Working towards future recognition

Recently the Sape musician launched the virtual portal for Project Ranih (www.projectranih.com), releasing four children’s songs with lyrics in English and Kelabit.

On the inspiration behind it, Alena says, “the idea came after I launched my first EP titled ‘Light’, back in 2016.”

“My cousin, Joshua Maran, who is also my producer, thought it would be great to do a children’s album, and I had the same idea in mind as well. 

“We discovered that it was quite hard to find the resources for it, so we decided to scale-down our efforts for a little bit before we could proceed and started with stage one a.k.a. Project Ranih to collect traditional children’s books first as part of research,” she said.

“The word ‘Ranih’ here means harvest in Kelabit, and although Joshua and I are not literal farmers, we had a duty to collect enough materials for inspiration. We would love to do more, but we just need funds to do so,” added the Sape musician.

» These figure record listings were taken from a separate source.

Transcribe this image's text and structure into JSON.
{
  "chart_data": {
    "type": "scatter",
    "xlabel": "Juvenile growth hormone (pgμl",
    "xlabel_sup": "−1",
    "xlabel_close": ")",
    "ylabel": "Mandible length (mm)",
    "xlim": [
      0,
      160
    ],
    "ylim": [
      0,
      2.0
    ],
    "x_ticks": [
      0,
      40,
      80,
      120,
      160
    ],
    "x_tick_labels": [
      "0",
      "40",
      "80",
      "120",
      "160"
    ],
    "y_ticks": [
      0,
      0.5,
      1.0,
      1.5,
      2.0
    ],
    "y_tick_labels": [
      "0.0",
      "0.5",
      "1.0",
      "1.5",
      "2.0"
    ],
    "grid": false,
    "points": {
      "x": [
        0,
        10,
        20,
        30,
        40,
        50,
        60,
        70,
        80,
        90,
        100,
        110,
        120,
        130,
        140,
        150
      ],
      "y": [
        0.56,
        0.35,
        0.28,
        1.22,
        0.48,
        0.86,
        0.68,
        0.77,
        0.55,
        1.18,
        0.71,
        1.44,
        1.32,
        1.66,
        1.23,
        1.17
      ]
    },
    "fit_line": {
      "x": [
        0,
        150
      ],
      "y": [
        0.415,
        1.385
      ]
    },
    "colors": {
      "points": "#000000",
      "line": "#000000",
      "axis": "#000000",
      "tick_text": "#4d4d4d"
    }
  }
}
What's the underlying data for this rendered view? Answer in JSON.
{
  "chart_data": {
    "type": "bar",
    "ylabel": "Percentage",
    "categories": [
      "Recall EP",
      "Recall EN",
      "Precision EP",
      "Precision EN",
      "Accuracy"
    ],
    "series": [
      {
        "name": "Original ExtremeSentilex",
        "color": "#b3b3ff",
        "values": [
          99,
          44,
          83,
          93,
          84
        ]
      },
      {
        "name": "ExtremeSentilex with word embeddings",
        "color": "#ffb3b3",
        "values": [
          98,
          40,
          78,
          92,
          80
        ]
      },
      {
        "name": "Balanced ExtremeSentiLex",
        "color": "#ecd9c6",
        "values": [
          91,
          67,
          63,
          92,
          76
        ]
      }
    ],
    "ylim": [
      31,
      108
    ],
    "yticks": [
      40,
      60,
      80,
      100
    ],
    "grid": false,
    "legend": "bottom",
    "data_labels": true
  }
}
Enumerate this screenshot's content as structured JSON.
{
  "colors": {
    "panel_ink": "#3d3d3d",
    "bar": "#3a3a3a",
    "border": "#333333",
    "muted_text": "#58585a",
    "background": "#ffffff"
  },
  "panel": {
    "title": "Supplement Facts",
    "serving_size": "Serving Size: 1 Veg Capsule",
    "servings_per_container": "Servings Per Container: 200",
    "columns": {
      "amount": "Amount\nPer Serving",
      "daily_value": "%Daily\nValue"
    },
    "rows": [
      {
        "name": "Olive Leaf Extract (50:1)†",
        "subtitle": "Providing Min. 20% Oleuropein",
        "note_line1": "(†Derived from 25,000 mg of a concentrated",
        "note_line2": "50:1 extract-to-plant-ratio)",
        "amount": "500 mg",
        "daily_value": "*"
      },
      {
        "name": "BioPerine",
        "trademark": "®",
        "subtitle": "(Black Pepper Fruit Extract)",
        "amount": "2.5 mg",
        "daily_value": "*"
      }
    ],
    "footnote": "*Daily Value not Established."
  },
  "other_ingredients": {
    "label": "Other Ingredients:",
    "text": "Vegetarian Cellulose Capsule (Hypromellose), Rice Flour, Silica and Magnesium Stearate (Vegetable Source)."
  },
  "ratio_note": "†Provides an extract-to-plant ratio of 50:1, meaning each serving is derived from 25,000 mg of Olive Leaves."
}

On recently winning the ‘Best Styling Award’ at the Bueno Aires Music Video Festival in Argentina, Alena, who is the first female of her generation to professionally perform and teach the Sape notes, “It is a big honour to have received the award because it’s not necessarily a win just for me – but for the team that helped in creating the music video as well.”

“A lot of people do not realise that the styling team is a big group of 20 people alone. We approached it in a way that was contemporary without disregarding the heritage behind the music and the art. We went ahead to also feature creations by Sarawakian designers to also boost the recognition of local fashion designers,” she added.

When asked about her plans as an independent artiste on keeping the attention and recognition alive on the international stage: “I’m producing a new album next year. On top of that, the team behind ‘Midang Midang’ is also helping to work on another upcoming music video. “

However, looking at the big picture, “having more government support to push music and arts further is key.” 

“I know this have been expressed a lot of times before, but it doesn’t make it less important. I really hope that with the recent award win (at least), it can be used as a motivator to justify to the relevant officials that our heritage is highly valued, even by those across the world.”